A pureza é um teste pobre para nós, criaturas terrenas: ninguém, exceto talvez uma ou outra Madre Teresa, é tão bom. Não estritamente porque ficamos individualmente aquém de nossos ideais, mas porque é impossível para alguém alcançar, estabelecer ou mesmo visualizar o destino final – nem em conhecimento científico nem em virtudes morais. Com o benefício da observação tardia, até um imbecil pode dizer que um gênio estava errado.

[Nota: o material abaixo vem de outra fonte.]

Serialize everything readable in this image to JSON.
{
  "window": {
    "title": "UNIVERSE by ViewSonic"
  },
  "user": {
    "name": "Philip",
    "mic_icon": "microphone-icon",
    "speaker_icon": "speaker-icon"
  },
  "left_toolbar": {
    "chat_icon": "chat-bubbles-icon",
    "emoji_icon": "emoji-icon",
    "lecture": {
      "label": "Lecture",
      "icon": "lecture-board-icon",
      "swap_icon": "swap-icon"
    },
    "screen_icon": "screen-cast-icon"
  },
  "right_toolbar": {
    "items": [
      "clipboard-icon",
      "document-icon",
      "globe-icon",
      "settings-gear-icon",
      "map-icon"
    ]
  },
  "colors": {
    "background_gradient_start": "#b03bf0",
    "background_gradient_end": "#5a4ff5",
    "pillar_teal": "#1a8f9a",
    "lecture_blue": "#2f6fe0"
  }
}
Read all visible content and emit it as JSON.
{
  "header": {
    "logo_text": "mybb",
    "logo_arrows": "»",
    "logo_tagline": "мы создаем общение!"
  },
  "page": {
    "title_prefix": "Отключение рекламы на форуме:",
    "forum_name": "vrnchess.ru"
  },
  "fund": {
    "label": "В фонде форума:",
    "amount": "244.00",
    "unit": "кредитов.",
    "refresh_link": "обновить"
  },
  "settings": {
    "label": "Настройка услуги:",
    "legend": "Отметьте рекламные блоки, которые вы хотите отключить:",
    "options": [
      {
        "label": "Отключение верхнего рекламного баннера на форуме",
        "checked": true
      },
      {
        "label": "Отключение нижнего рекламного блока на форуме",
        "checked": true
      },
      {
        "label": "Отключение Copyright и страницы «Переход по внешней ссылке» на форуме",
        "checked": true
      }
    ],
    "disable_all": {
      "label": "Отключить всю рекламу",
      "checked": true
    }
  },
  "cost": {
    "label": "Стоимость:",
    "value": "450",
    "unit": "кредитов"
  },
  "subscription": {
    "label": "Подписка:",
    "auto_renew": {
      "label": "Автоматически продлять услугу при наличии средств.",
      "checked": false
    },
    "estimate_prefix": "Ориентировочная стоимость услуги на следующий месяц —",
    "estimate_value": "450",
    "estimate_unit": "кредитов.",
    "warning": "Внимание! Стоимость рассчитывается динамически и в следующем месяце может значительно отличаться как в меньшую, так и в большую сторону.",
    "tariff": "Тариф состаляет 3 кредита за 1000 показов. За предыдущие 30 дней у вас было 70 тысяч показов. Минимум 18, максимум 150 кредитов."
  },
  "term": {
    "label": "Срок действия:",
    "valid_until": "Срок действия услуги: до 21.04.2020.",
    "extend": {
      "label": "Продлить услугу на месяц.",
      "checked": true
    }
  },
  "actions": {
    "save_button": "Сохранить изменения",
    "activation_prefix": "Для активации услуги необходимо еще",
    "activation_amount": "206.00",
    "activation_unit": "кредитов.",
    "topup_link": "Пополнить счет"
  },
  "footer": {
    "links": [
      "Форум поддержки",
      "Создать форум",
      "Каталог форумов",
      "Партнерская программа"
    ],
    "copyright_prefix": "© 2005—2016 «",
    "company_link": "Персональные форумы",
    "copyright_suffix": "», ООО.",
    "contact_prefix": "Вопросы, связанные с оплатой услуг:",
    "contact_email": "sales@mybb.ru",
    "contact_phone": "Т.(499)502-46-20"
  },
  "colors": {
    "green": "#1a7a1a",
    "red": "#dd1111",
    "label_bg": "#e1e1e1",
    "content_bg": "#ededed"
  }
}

Se você afirma que o que sabemos hoje é a forma mais elevada de conquistas morais e científicas completas, você está sendo vítima da mesma arrogância daqueles que vieram antes de você. Todos, exceto os mais voltados para o progresso, também pensaram que seu tempo era o auge de sua civilização; que certamente, nada poderia superar seus grandes edifícios e suas descobertas supremas e perfeições morais. Se os guerreiros hipersensíveis do teclado de hoje nas universidades da Ivy League ou seções de opinião dos principais jornais pensam que têm a moral elevada para condenar tão completamente nossos tempos, eles aprenderam muito pouco com a história que desprezam tão desesperadamente. Para a revista Areo, Heather Heying escreve apropriadamente que

muitos se tornariam juiz, júri e executor de certos conceitos e conversas, enquanto afirmavam ser os únicos proprietários da verdade. Eles estão envolvidos em um grande narcisismo: eles se imaginam como, pela primeira vez na história, capazes de ver tudo. É semelhante a declarar-se Deus.

Quase nada está resolvido

Felizmente, a ciência e a maneira como ela é feita estão longe dos malucos que perseguem a apostasia e que povoam nossas instituições políticas e departamentos de ciências (sociais). Aprendemos há muito tempo que podemos distinguir com mais facilidade o que está errado do que é correto – muitas vezes, basta um único caso de negação para denunciar uma grande hipótese. É por isso que fazemos ciência com base em refutação de hipóteses , de refutar a pesquisa de nossos colegas, e constantemente temos nosso próprio assunto submetidos para análise crítica de outros. Temos experimentos naturais e ensaios de controle randomizados, metanálises e revisões de literatura, testes estatísticos e análises de regressão multivariada. Essas são ferramentas que aumentam nossa compreensão do que é e do que acontece no mundo: ferramentas que têm problemas e podem ser manipuladas, mas, no entanto, são melhorias em relação ao teórico crítico sentimental ou aos argumentos de n = 1 que dominam o discurso social.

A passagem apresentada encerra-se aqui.